Project

General

Profile

Actions

Bug #3523

closed

win32 exception c0000029 on exit using fibers

Bug #3523: win32 exception c0000029 on exit using fibers

Added by spatulasnout (B Kelly) over 15 years ago. Updated almost 13 years ago.

Status:
Third Party's Issue
Target version:
ruby -v:
ruby 1.9.2dev (2010-07-01) [i386-mswin32_100]
Backport:
[ruby-core:30995]

Description

=begin
Hi,

I'm encountering a windows exception c0000029 crash when my application (which uses fibers) runs on v1.9.2. The program runs to completion, and its tests all pass, but the exception occurs when ruby exits.

So far the crash happens consistently on v1.9.2-dev, but never happens on trunk (1.9.3-dev).

I will attempt to isolate a small bit of code which reproduces the problem.

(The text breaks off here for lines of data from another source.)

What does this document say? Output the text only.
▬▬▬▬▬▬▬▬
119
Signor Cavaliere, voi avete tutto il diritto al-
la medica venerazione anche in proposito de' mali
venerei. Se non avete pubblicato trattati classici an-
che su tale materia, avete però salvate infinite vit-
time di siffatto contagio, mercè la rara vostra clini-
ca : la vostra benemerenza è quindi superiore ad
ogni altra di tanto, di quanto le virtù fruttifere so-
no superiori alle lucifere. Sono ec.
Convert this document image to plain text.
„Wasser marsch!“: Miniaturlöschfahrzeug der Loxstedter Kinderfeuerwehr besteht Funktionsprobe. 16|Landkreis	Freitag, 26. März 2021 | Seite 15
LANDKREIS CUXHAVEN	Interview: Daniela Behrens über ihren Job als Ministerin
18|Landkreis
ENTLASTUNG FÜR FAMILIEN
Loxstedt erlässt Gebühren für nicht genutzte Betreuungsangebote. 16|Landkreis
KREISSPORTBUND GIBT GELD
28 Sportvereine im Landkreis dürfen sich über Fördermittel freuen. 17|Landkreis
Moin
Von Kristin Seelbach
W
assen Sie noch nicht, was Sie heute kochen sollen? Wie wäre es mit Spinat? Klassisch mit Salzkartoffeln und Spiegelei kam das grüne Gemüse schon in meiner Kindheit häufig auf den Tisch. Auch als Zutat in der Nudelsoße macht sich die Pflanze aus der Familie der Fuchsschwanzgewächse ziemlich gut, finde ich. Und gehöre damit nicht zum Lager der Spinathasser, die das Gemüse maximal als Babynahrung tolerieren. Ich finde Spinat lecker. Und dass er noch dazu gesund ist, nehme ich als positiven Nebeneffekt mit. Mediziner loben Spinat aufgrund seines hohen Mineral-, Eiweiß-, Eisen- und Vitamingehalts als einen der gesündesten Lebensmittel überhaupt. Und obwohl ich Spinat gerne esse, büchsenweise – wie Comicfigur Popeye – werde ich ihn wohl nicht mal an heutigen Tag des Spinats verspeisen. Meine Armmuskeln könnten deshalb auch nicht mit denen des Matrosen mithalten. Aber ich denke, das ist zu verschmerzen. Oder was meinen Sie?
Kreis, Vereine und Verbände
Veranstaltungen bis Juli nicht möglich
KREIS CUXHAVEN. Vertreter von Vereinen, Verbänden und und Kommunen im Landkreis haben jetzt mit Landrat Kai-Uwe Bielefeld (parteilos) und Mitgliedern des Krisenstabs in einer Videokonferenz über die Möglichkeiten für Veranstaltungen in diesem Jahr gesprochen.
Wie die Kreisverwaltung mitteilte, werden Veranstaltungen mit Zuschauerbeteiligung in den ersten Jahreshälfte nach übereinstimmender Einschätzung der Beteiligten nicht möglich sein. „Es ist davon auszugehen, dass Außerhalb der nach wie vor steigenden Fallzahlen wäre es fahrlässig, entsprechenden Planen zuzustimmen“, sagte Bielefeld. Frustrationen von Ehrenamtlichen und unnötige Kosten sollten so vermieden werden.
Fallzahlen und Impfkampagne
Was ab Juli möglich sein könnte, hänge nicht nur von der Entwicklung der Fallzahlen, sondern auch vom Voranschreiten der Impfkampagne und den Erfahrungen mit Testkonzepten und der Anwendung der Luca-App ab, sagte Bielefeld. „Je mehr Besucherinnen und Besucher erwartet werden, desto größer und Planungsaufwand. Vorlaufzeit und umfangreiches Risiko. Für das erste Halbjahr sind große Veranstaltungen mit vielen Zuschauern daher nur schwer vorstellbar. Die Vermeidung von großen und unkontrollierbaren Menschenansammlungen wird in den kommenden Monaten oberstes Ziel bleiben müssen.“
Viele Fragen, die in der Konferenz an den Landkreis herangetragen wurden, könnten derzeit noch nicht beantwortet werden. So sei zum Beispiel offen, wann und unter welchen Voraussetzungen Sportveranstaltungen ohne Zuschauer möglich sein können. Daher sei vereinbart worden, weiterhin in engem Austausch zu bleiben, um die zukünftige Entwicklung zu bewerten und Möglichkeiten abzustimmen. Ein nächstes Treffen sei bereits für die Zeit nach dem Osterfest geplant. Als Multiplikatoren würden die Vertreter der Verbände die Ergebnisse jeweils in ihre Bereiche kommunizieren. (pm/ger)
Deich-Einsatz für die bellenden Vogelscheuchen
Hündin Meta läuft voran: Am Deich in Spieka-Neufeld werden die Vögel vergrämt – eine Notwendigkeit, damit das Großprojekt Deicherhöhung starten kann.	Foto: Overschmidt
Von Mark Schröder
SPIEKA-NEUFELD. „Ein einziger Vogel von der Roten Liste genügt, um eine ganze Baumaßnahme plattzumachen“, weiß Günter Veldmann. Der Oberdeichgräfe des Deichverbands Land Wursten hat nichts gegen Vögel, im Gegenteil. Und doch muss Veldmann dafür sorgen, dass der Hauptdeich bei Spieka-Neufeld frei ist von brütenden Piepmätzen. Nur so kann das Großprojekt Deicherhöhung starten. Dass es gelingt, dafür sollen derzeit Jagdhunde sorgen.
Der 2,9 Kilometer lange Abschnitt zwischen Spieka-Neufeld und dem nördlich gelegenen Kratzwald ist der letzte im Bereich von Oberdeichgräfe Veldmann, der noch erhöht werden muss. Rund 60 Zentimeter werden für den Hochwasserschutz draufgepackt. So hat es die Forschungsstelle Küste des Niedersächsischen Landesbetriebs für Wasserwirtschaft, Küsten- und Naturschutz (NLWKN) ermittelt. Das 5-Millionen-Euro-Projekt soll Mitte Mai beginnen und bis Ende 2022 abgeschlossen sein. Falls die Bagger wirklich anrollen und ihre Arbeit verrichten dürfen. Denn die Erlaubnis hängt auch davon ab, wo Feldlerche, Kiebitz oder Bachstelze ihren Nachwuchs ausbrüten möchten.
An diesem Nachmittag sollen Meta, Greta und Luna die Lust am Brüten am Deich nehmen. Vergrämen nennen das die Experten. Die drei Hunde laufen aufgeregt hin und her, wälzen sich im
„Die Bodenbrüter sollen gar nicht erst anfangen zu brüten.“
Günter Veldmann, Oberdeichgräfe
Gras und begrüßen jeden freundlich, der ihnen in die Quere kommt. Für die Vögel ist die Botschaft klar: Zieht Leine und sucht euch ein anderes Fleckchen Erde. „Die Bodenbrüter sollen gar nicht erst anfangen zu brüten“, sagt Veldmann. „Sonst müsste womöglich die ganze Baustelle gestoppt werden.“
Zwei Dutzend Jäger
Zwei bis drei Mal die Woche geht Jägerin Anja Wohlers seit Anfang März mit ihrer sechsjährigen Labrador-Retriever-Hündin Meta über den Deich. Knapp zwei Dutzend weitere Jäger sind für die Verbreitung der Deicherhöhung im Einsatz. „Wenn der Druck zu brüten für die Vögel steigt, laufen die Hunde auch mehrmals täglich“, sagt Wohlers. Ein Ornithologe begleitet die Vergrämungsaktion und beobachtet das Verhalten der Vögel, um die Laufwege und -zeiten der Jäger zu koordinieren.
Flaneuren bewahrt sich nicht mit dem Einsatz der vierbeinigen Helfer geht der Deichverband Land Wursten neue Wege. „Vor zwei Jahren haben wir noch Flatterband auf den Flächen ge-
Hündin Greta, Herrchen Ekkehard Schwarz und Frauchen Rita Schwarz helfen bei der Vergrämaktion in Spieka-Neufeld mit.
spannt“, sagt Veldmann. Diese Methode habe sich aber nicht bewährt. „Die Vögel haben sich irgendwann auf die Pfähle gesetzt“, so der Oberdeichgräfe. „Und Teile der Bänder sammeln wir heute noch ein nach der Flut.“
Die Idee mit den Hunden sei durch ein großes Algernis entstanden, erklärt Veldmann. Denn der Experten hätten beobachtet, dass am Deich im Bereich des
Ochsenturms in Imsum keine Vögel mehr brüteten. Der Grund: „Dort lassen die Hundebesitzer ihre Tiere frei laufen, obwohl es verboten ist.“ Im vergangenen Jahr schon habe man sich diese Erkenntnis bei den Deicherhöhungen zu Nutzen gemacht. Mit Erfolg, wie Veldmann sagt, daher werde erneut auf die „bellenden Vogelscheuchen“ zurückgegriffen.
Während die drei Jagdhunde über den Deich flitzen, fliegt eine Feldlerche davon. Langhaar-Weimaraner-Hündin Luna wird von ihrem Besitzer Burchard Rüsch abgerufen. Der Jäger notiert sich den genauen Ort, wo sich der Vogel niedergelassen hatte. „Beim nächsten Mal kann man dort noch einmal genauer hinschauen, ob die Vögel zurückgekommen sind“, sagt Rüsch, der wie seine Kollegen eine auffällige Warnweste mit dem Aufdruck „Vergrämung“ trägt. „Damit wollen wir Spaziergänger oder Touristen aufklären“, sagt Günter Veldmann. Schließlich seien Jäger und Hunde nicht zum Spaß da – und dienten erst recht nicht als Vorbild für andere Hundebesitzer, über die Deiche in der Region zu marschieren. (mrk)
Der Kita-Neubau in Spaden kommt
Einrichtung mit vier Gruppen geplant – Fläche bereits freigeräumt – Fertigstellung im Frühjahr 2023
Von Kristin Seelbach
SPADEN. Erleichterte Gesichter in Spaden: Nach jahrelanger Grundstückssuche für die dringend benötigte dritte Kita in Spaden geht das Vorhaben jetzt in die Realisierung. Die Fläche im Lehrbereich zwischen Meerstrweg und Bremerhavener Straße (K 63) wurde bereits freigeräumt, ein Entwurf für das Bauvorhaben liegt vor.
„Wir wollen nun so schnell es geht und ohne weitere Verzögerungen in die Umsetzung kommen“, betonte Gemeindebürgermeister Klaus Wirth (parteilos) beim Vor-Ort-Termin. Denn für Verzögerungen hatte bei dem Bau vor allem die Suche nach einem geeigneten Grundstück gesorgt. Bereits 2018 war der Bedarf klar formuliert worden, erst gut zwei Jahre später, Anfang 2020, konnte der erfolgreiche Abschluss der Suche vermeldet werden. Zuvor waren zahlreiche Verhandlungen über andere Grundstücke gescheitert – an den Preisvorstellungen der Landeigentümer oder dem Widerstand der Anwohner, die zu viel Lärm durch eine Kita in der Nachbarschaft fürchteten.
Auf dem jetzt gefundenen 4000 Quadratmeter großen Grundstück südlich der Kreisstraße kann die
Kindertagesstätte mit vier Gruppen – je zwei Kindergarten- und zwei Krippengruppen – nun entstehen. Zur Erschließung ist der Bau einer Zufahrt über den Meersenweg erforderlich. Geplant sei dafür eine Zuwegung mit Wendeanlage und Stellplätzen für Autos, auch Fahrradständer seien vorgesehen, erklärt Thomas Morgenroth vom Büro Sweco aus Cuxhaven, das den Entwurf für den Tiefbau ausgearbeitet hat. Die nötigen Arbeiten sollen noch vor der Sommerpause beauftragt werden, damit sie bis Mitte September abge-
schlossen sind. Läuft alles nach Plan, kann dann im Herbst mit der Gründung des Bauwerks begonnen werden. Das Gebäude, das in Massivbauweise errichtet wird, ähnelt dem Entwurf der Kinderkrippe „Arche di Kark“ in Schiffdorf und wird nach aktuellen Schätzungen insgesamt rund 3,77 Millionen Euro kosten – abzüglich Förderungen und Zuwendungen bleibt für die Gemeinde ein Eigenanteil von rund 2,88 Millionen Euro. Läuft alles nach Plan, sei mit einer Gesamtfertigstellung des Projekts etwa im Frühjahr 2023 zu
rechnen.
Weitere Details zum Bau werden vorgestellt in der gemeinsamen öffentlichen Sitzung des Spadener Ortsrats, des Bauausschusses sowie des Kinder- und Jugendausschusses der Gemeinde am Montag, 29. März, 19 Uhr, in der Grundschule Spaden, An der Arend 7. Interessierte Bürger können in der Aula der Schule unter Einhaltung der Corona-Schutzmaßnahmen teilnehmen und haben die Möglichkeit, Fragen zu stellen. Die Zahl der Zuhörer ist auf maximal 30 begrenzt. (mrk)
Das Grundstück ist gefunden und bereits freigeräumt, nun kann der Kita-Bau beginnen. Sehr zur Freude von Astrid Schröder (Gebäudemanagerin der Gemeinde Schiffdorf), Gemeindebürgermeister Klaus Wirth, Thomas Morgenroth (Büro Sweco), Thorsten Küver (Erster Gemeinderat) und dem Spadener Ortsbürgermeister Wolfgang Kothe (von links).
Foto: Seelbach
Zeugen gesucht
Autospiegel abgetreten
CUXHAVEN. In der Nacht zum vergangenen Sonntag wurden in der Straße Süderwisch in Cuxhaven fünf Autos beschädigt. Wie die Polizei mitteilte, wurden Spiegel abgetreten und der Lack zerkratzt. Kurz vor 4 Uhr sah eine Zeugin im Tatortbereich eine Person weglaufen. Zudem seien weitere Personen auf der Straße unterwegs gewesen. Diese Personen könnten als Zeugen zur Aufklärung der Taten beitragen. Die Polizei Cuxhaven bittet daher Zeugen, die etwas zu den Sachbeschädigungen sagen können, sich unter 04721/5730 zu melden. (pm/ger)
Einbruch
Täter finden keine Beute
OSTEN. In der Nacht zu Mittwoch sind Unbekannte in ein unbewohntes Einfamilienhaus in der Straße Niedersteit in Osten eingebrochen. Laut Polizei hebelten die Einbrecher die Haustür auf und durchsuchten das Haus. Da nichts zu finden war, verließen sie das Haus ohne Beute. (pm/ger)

But I wanted to post in the meantime in case anyone might have ideas about what could cause this exception, or why it might differ between 1.9.2 and trunk.

Thanks,

Regards,

Bill
=end


Files

test_em_fiber4f.rb (14.2 KB) test_em_fiber4f.rb Program to reproduce c0000029 crash (depends on EventMachine extension) spatulasnout (B Kelly), 07/15/2010 09:45 PM

Updated by mame (Yusuke Endoh) over 15 years ago Actions #1

  • Priority changed from Normal to 3

=begin
Hi,

2010/7/2 B Kelly :

I'm encountering a windows exception c0000029 crash when my application (which uses fibers) runs on v1.9.2. ?The program runs to completion, and its tests all pass, but the exception occurs when ruby exits.

So far the crash happens consistently on v1.9.2-dev, but never happens on trunk (1.9.3-dev).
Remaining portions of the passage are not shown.